Far away in the depths of the Milky Way lie two small, dim stars that are in the final stage of their life. At over 10 billion years old, white dwarfs WDJ2147-4035 and WDJ1922+0233 are among the oldest stars in our galaxy, and recently, astronomers discovered something special orbiting around them: the remains of planets, making this one of the oldest known rocky planetary systems.
Astronomers used data from GAIA, the Dark Energy Survey, and the X-Shooter instrument at the European Southern Observatory to peer at this system. They identified debris from orbiting planetesimals, which are globs of dust and rock which are created during planetary formation. The researchers used spectroscopy to look at the light coming from the two white dwarf stars and break it down into different wavelengths, which can show what materials the stars and the surrounding matter are made of.
One of the stars is very red, showing the presence of sodium, lithium, potassium, and perhaps, carbon. The other star is extremely blue, which is caused by its helium and hydrogen atmosphere. The debris around these stars contains metallic elements, which suggest it came from planetary bodies.
“These metal-polluted stars show that Earth isn’t unique, there are other planetary systems out there with planetary bodies similar to the Earth,” said lead author of the study, Abbigail Elms of the University of Warwick, in a statement. “97% of all stars will become a white dwarf and they’re so ubiquitous around the universe that they are very important to understand, especially these extremely cool ones. Formed from the oldest stars in our galaxy, cool white dwarfs provide information on the formation and evolution of planetary systems around the oldest stars in the Milky Way.”
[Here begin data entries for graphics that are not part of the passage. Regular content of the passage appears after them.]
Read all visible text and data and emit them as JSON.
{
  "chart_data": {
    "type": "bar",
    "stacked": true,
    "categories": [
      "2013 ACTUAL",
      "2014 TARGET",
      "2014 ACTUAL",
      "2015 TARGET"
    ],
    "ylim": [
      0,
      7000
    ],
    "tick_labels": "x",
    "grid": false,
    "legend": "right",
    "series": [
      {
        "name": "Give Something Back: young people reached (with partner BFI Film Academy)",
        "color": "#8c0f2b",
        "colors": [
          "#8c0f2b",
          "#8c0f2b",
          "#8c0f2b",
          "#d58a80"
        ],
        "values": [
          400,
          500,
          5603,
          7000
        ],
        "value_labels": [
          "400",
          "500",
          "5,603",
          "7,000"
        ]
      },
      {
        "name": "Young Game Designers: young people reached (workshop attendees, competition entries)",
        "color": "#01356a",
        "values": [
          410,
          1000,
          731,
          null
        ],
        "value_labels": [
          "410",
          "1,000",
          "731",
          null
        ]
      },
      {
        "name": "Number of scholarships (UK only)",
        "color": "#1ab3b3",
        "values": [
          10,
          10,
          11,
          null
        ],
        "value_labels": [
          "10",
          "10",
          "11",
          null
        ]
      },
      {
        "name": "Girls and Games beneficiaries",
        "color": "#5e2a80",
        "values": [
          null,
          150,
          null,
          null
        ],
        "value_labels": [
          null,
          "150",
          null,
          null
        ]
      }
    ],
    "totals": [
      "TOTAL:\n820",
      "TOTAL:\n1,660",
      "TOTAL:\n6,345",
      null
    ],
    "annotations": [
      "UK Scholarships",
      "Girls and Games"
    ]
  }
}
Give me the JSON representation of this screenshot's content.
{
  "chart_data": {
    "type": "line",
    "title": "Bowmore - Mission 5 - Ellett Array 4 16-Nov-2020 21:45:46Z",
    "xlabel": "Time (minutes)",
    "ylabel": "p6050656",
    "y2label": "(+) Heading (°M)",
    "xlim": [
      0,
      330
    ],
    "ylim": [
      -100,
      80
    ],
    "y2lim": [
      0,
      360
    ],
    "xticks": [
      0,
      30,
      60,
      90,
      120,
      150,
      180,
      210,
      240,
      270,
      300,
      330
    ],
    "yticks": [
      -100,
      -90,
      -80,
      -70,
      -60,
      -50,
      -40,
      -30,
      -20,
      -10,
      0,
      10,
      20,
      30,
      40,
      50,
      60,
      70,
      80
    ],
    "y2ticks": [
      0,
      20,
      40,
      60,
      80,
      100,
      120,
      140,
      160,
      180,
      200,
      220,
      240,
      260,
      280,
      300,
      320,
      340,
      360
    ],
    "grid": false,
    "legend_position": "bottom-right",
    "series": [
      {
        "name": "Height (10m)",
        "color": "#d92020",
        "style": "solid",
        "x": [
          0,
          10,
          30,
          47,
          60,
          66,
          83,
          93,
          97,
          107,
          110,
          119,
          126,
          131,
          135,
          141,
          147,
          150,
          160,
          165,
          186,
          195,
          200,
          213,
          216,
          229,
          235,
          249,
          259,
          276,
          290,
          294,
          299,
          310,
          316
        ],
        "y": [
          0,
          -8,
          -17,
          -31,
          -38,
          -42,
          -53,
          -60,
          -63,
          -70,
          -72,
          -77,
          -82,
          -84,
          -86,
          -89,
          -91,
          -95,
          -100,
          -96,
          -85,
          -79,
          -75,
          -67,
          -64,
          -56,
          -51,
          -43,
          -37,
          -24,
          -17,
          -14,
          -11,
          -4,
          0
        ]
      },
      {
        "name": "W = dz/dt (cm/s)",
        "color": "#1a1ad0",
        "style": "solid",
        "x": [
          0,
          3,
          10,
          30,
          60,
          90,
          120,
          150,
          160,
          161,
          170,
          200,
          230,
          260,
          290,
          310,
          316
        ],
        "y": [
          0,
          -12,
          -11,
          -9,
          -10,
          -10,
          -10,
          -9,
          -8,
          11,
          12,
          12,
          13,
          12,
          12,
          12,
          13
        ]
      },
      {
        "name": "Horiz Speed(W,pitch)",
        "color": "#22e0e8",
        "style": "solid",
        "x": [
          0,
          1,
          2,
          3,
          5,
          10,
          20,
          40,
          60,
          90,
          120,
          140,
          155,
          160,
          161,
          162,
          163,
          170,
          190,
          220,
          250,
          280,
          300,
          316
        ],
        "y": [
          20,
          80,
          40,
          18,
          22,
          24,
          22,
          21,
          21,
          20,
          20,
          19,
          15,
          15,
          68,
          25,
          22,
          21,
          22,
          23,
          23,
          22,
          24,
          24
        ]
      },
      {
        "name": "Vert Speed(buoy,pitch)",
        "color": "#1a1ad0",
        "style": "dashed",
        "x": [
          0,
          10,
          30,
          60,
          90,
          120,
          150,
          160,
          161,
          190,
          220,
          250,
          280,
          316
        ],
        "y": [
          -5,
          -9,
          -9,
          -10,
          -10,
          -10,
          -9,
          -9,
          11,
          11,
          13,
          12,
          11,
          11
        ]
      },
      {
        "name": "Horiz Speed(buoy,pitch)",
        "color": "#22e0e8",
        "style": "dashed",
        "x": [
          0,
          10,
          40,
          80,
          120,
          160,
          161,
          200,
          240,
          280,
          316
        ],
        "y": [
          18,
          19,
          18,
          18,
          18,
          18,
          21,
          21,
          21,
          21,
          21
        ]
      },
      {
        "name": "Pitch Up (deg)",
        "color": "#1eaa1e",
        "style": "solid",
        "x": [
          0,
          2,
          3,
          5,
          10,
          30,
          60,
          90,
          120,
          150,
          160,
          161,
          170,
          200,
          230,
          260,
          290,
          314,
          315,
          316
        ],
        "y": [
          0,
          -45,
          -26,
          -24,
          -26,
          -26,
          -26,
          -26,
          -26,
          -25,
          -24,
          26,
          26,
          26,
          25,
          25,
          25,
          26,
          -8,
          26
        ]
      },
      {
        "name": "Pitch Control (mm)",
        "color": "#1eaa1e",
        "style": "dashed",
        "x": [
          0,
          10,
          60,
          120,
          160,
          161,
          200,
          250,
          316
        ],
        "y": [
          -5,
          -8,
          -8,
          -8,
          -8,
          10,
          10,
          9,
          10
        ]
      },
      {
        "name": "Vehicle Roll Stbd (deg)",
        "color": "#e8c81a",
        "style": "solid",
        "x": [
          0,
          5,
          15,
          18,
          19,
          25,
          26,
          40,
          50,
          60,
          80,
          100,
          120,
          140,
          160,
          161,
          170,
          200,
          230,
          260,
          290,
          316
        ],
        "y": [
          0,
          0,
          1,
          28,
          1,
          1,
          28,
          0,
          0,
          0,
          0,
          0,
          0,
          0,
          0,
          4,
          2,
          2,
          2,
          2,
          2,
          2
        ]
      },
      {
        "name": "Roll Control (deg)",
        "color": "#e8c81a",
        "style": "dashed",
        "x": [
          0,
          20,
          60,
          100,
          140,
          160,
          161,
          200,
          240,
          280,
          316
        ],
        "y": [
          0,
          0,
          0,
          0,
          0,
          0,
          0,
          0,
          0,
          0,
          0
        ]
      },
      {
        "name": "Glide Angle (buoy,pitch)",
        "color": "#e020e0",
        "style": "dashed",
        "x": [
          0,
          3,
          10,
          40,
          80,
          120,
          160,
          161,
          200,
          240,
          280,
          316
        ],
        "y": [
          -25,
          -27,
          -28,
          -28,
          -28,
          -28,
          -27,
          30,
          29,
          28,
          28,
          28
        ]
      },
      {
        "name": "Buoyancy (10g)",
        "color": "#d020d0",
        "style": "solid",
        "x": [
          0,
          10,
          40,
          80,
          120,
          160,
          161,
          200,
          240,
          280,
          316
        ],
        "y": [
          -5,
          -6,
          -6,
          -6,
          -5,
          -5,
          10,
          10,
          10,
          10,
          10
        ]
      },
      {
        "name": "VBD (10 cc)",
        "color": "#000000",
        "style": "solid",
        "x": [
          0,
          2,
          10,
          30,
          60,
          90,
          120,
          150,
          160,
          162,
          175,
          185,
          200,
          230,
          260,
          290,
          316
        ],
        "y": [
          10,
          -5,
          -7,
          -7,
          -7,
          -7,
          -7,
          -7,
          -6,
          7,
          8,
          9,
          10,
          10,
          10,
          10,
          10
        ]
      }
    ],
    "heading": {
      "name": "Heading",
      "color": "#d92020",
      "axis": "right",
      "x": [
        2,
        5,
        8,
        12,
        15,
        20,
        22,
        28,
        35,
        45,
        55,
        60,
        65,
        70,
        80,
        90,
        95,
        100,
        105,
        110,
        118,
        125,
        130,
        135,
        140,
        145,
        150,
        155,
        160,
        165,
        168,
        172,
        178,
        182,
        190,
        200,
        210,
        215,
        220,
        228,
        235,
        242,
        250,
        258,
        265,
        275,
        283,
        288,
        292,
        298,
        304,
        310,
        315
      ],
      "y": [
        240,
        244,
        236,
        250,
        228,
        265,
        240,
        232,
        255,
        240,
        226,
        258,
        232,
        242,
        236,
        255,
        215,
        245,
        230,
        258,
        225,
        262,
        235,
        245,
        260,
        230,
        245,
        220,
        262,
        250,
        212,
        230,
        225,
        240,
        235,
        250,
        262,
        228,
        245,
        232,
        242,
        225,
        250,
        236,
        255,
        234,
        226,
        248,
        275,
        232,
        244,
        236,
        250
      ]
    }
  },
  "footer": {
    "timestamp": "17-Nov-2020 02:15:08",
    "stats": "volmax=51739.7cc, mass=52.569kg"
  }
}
Studying ancient planetary systems like this one can help astronomers understand how the galaxy has evolved, as metal elements become more abundant over time as they are created by the lifecycle of stars.
“We’re finding the oldest stellar remnants in the Milky Way that are polluted by once Earth-like planets,” said Elms. “It’s amazing to think that this happened on the scale of 10 billion years, and that those planets died way before the Earth was even formed.”
The research is published in the journal Monthly Notices of the Royal Astronomical Society.